2.
L'"amendement
Bloche" a donc été adopté définitivement
par l'Assemblée Nationale, le 16 juin, en troisième lecture,
et dans une version assez différente de la première mouture.
Voici nos commentaires:
A. Dans la loi
sur la communication audiovisuelle, ou dans la loi "société
de l'information"?
Dans les semaines récentes, des associations opposées
à l'amendement demandaient qu'il soit retiré de la loi
de communication audiovisuelle et reporté à la loi "société
de l'information", préparée par C.Pierret,
secrétaire d'Etat à l'Industrie.
A part gagner du temps, on comprend mal le sens de cette proposition.

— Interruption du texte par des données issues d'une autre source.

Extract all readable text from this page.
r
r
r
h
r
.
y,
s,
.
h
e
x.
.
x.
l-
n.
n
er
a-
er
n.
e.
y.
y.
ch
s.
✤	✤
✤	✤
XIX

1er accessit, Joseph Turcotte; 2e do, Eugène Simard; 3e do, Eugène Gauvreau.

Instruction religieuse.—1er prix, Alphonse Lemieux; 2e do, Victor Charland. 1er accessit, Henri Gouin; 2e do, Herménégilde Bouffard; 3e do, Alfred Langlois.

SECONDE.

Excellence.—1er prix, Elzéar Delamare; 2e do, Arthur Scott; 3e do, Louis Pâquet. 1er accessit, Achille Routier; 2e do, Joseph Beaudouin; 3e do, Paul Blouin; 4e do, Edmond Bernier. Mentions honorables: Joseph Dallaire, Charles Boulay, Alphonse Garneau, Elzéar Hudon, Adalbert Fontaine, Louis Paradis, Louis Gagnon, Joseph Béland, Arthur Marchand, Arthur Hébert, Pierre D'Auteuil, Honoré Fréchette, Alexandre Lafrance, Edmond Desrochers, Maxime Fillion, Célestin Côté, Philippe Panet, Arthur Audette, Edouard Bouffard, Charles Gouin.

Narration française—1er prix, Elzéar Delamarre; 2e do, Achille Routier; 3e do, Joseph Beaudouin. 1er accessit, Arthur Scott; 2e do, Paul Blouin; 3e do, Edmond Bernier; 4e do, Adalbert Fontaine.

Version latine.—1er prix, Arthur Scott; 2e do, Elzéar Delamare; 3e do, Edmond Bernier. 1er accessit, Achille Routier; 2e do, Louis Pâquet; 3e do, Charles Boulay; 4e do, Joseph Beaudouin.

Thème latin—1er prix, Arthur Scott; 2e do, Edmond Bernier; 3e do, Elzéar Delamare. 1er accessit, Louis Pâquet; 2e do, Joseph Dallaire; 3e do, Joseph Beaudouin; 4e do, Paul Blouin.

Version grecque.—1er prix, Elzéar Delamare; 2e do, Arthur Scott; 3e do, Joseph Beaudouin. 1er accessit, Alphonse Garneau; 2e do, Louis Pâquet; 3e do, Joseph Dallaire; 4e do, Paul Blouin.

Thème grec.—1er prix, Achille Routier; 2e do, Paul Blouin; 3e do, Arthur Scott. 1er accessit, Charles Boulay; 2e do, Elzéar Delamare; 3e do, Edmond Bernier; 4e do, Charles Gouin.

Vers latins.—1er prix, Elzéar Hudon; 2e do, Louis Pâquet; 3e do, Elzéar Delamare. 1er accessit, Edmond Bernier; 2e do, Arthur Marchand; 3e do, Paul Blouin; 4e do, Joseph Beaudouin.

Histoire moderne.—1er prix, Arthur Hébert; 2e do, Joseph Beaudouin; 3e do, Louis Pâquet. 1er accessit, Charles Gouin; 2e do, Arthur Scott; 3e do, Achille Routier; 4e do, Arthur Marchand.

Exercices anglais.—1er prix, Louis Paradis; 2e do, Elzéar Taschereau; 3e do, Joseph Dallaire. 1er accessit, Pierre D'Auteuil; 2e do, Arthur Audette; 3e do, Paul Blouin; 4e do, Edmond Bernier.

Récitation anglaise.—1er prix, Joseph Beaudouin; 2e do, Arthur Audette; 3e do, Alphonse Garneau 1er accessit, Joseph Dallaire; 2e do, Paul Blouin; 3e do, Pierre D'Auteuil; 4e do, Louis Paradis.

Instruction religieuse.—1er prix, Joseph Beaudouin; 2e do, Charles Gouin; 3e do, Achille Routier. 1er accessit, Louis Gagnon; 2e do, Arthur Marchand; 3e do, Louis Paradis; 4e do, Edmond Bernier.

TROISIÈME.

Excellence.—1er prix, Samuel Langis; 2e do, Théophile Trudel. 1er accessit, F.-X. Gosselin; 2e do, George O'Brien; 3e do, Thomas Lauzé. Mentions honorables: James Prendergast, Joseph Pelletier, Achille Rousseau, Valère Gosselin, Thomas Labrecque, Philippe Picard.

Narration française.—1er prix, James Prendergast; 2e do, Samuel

Les sujets traités par l'amendement: responsabilité,
identification, anonymat, portent d'abord, et manifestement, sur la
liberté d'expression. Ils engagent le fonctionnement de l'internet
comme espace public et organisent les droits des internautes par rapport
à cette nouvelle liberté d'expression. Ils doivent donc
être traités à l'occasion d'une discussion sur
la communication publique, et non pas dans le cadre d'une loi centrée
sur les aspects économiques de la "société
de l'information", et conditionnée nécessairement
par les intérêts des opérateurs économiques.
Evidemment, la "communication audiovisuelle" appliquée
aux services internet est une pure fiction juridique. Mais tant que
cette fiction est conservée, le fait de bien marquer les différences
entre la communication sur l'internet et toutes les autres formes
de communication publique est nécessairement positif. Nous
considérons donc comme positive la création d'une notion
de "services de communication en ligne autres que de correspondance
privée".
B.
Un point positif: le droit à l'anonymat pour les internautes
(art 43-6-4.II).
L'aspect le plus positif de la nouvelle législation est la
reconnaissance du droit à l'anonymat sur l'internet, c'est
à dire la possibilité de ne pas indiquer son identité
sur le site. Les internautes individuels bénéficient
de ce droit qui, au plan légal, n'existera que pour l'internet.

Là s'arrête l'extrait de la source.